Saturday, December 17, 2016


I wish more people would just say it: “wow.” I can tell when people are surprised that I spent a twenty day stint in inpatient. There is a lack of grace in their lack of response. Some people are better than others at masking reaction. But everyone has a reaction—don’t deny it.

A counselor once said it: “wow.” I respected her so much for it. No. Respect. I still do. Yes, wow. Eight days in, ten days out, twenty days in. Yes, wow. A whirlwind.

Sure, people are hospitalized for longer periods of time. If it isn’t a wow to you, then react accordingly. But if it is, I won’t be offended. Say wow. I can take it. Be honest with yourself and me. If that’s shocking, let both of us know. It will only become acceptable if you can admit that it doesn’t fit into your box of normalcy. That it is a wow. Admit to where you are now so you can walk with me to where I’m trying to go: to where twenty-eight days of thirty-eight days is not just shocking—it’s acceptable, it’s necessary, it’s reality.

Sunday, December 4, 2016

Poorly Adjusted

Sometimes I think about what I’ll take to the hospital. It’s not that I plan on going or think I’m in need of a higher level of care; it’s that I know I’ll go back someday.

I hate the fickleness of mood that is bipolar II. From hypomania to low-grade depression to thick depression leading to increased mood-stabilizers and then a random, functional day.

I know. That random day is one to be appreciated. For which to be grateful.

That day is today. But I don’t trust it. I am too well accustomed to change to appreciate stability. Well accustomed. Ha. One cannot be “used to it.” I warily expect change yet am smashed by its wave every time, as if I am standing foolishly with my back to the ocean.

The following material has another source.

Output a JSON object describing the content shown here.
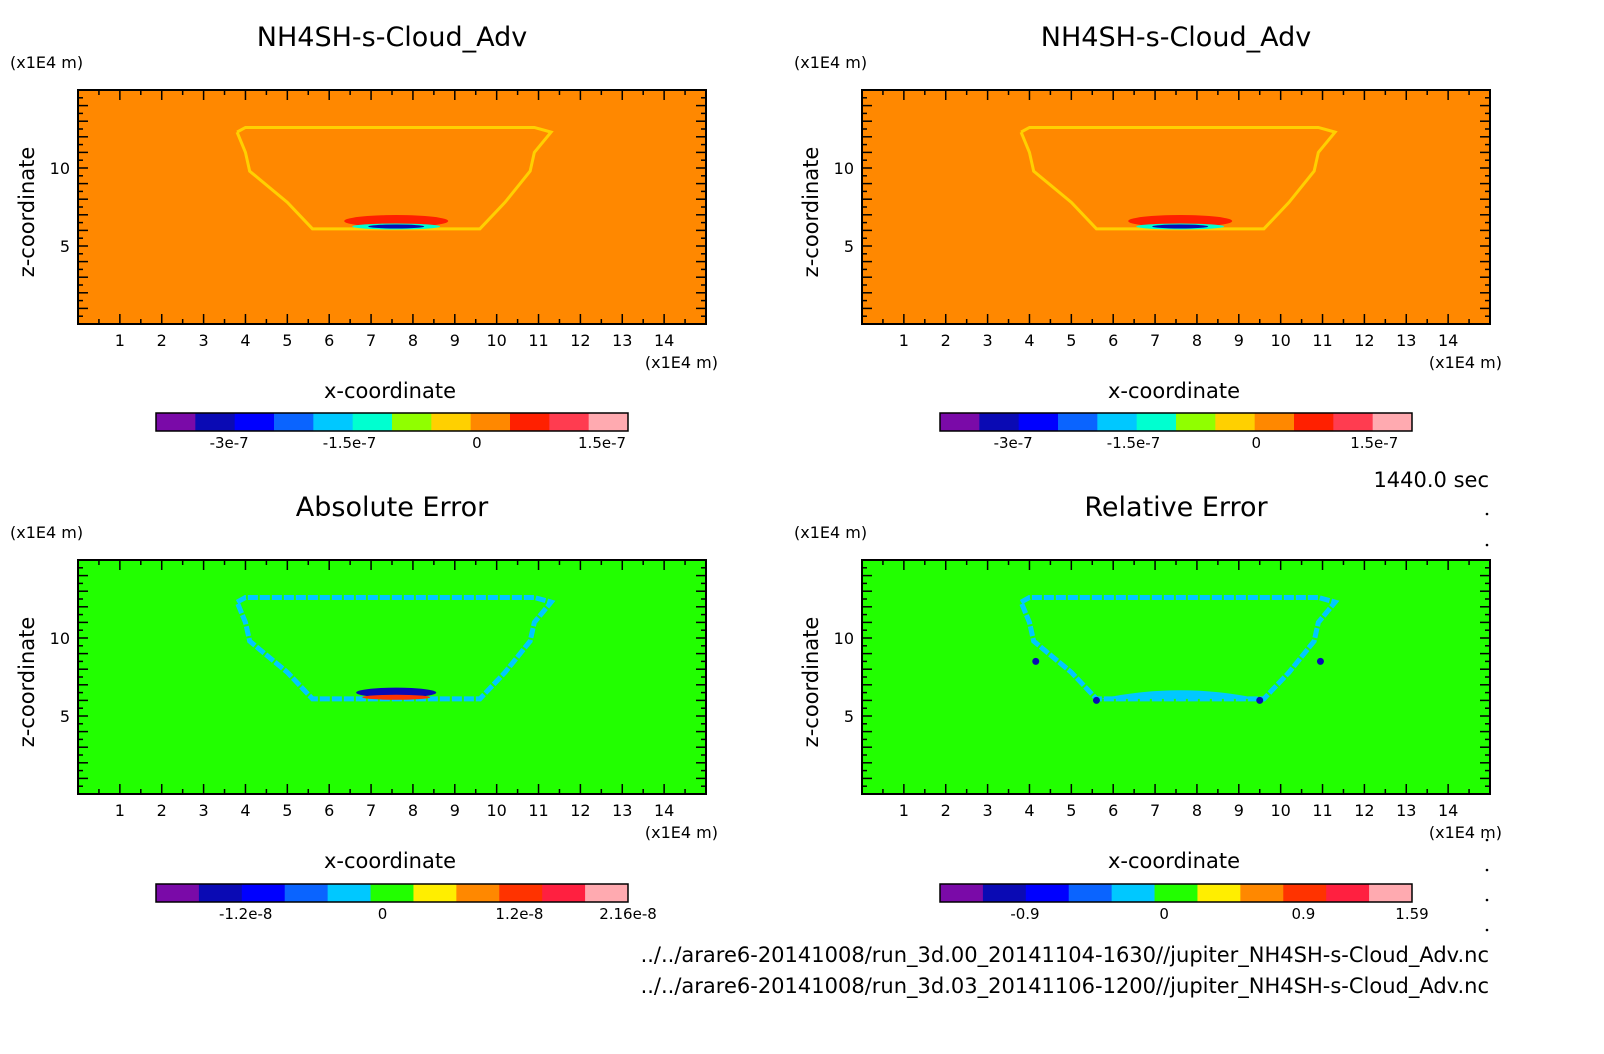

I fear tomorrow. I fear that tomorrow will be back deep in the throes of depression and all the worse for today’s normalcy. I feel that I am functioning too highly to be truly on the mend. It must be a fluke. It can’t be hypomania. But health? No. Be realistic.

Should. I should go on a walk so long as I have the energy to do so. Should not. I should not feel like crying. Should. I should be grateful. For so many reasons, but for today in particular.


I don’t care if someday I have clients and they’ll be helped by having a therapist who has suffered, who “gets it.” I don’t. I didn’t sign up for “wounded healer” status. I don’t care that it’s writing material.

I know. No one signed up for it. No one wants it. It’s not okay. And it’s acceptable to be not okay—in an ideal world, anyway. But I’m not so well adjusted as to be okay with it in myself.